Io mi schiero per la seconda ipotesi, e probabilmente il setting più coerente con questa scelta è il cosiddetto “studio aperto”, ovvero uno spazio che offre materiali e strumenti da usare liberamente, con il supporto dell’atelierista (o educatore o responsabile dello studio) ogni qualvolta sia necessario.  La possibilità di scegliere, quindi, è un elemento fondamentale.

Tuttavia, non si tratta solo della scelta dei materiali, da un punto di vista fisico: è anche la qualità relazionale che caratterizza l’ambiente a fare la differenza. Solo un setting che accoglie tutte le differenze, non solo con le regole organizzative, ma anche con gli atteggiamenti, le parole, gli sguardi e le azioni che lo abitano, “permette” la libera espressione di sé.

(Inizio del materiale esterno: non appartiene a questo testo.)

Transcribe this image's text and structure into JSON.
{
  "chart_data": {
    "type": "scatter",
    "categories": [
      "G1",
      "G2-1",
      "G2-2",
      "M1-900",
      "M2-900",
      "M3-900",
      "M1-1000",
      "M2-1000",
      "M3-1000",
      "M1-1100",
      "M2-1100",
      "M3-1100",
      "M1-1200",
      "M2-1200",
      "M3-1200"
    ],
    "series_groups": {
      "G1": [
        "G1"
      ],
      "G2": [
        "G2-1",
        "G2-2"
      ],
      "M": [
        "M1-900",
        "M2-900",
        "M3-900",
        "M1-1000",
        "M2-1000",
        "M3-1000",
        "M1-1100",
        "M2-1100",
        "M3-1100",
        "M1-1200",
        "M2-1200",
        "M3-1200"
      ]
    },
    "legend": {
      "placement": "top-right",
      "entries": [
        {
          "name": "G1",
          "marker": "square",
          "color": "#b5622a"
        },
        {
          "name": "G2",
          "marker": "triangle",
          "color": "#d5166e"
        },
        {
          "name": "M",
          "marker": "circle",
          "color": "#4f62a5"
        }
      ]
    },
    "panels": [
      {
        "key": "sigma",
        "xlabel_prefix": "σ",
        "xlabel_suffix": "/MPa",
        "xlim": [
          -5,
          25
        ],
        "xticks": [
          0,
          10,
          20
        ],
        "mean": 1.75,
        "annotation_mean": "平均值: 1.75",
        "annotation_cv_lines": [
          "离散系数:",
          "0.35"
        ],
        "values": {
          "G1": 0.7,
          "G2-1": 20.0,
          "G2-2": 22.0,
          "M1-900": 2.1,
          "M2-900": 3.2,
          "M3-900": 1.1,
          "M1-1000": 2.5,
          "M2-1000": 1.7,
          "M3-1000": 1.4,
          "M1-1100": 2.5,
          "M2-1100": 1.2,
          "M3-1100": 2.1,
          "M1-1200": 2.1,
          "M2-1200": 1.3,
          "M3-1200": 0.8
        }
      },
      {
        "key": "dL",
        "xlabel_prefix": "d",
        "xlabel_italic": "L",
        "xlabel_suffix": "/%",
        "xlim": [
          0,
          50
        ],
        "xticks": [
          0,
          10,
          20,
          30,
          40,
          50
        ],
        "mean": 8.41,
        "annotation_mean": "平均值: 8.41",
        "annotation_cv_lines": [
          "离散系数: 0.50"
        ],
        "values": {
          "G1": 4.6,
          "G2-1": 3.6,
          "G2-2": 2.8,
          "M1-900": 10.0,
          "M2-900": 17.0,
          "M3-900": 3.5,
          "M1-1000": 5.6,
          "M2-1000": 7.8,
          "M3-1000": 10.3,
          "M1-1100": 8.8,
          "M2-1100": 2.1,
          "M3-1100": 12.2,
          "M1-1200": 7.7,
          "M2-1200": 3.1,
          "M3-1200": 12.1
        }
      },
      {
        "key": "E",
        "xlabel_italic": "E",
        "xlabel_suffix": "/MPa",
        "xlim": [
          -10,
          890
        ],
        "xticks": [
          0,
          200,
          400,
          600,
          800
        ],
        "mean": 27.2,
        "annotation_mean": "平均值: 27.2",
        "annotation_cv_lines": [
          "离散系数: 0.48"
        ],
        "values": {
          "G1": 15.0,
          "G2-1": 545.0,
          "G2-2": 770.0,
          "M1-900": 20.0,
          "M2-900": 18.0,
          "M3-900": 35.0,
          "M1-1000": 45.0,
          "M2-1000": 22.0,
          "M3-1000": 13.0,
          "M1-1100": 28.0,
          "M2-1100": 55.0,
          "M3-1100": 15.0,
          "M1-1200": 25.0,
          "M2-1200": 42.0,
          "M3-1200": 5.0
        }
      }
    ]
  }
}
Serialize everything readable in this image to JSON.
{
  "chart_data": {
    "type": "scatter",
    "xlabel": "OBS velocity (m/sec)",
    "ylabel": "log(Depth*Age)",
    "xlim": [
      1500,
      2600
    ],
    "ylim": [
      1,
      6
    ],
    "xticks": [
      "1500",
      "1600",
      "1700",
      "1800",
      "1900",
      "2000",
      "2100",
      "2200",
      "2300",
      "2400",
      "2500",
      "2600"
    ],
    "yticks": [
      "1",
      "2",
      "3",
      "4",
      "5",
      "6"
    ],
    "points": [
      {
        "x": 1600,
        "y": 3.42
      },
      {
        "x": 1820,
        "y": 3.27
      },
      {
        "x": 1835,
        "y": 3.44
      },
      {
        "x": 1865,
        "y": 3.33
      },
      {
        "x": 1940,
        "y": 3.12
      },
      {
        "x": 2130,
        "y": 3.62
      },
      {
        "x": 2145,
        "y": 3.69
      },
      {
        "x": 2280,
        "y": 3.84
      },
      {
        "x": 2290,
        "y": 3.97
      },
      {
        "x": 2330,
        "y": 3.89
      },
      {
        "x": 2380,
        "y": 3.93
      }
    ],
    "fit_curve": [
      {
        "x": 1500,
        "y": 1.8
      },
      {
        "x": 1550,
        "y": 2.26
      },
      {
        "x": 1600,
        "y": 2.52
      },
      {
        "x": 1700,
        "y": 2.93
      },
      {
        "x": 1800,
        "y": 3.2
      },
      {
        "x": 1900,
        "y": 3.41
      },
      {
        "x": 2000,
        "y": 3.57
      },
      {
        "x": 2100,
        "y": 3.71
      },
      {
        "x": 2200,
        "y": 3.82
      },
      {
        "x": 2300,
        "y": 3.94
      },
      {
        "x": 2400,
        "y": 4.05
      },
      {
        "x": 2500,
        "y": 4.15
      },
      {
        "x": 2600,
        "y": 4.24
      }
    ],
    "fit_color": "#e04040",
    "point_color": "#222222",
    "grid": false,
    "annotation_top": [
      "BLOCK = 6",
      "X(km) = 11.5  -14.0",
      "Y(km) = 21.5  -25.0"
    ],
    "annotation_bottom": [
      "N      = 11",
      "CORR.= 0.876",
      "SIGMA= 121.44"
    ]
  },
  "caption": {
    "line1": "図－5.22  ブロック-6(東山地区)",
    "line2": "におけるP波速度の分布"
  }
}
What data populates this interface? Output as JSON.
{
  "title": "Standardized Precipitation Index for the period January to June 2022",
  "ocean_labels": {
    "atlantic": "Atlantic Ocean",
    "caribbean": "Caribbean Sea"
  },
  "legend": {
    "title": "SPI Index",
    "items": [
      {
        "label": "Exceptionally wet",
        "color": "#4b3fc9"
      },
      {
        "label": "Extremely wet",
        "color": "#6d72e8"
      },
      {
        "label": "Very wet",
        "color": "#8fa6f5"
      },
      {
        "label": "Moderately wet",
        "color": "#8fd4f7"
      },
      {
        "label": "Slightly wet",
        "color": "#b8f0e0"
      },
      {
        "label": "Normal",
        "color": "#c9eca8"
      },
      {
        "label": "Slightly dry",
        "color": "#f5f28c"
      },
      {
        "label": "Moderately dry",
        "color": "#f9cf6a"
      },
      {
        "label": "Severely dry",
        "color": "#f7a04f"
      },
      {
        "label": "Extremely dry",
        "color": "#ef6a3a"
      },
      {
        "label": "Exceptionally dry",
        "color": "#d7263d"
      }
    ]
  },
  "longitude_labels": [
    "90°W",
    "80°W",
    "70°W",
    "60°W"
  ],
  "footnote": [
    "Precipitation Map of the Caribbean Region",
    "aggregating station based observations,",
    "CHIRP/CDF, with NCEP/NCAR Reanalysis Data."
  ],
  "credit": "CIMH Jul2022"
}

Un’ultima considerazione. Se lo studio aperto è la soluzione migliore, che dire allora delle proposte di attività più specifiche, con una selezione ristretta di materiali o un certo tema assegnato?

Non credo che esista una contrapposizione tra queste diverse modalità, quanto piuttosto una complementarità, per ottimizzare ogni volta la scelta in base alle caratteristiche di ogni contesto (considerando l’età, il numero e le caratteristiche dei partecipanti, i tempi e gli spazi a disposizione, eccetera).

Quando viene offerta una proposta particolare, l’identità e l’unicità di chi la propone entra in gioco in modo significativo. Spesso, nei miei laboratori offro i materiali che io stessa preferisco e degli stimoli che attingo dalla mia personale esperienza creativa. Sarà proprio la mia profonda conoscenza di quei materiali a far sì che io possa supportare e valorizzare i vari processi in atto. Per esempio, nel caso del collage, saprò riconoscere e quindi usare al meglio le specifiche valenze delle diverse fasi, come quella della ricerca e selezione delle immagini, del ritaglio, della composizione, e così via.

Ma attenzione. Anche se è normale e positivo condividere le proprie passioni, queste sono solo uno strumento affinché ognuno possa sviluppare le proprie. Dobbiamo sempre vigilare se, all’interno di una proposta specifica, esiste un margine di scelta sufficiente a garantire percorsi diversi, corrispondenti a diversi bisogni e desideri.  

Per esempio, se durante un’attività sulla trasformazione di strisce di carta con pieghe e spillatrice, un bambino si interessa unicamente al meccanismo della spillatrice… ben venga! Ha trovato il suo “filo” da seguire. Magari, osservando quel bambino nel tempo, scopriremmo che ha una passione per i meccanismi e il funzionamento degli strumenti, e chissà dove questa ricerca lo porterà.

Nel secondo capito del suo libro “The Good Enough Studio”, Nona Orbach descrive uno strumento osservativo per raccogliere e catalogare le azioni e le qualità estetiche ricorrenti sia del processo che del prodotto creativo. Si tratta di indizi, tracce dell’identità unica di ogni persona, che possiamo mettere in connessione attraverso l’osservazione nel tempo.

Questa impronta, infatti, è presente fin dall’inizio e continuerà sempre ad evolversi nel tempo, pur restando riconoscibile. Anche se abbiamo solo un’ora di laboratorio a disposizione, e non potremo assistere all’espressione di questo potenziale, ci basti sapere che lo abbiamo accolto, e avere fiducia che prima o poi fiorirà.

Questo post fa parte del progetto “Insegui la tua stella”, per ricercare il potenziale unico di ogni persona attraverso il processo creativo.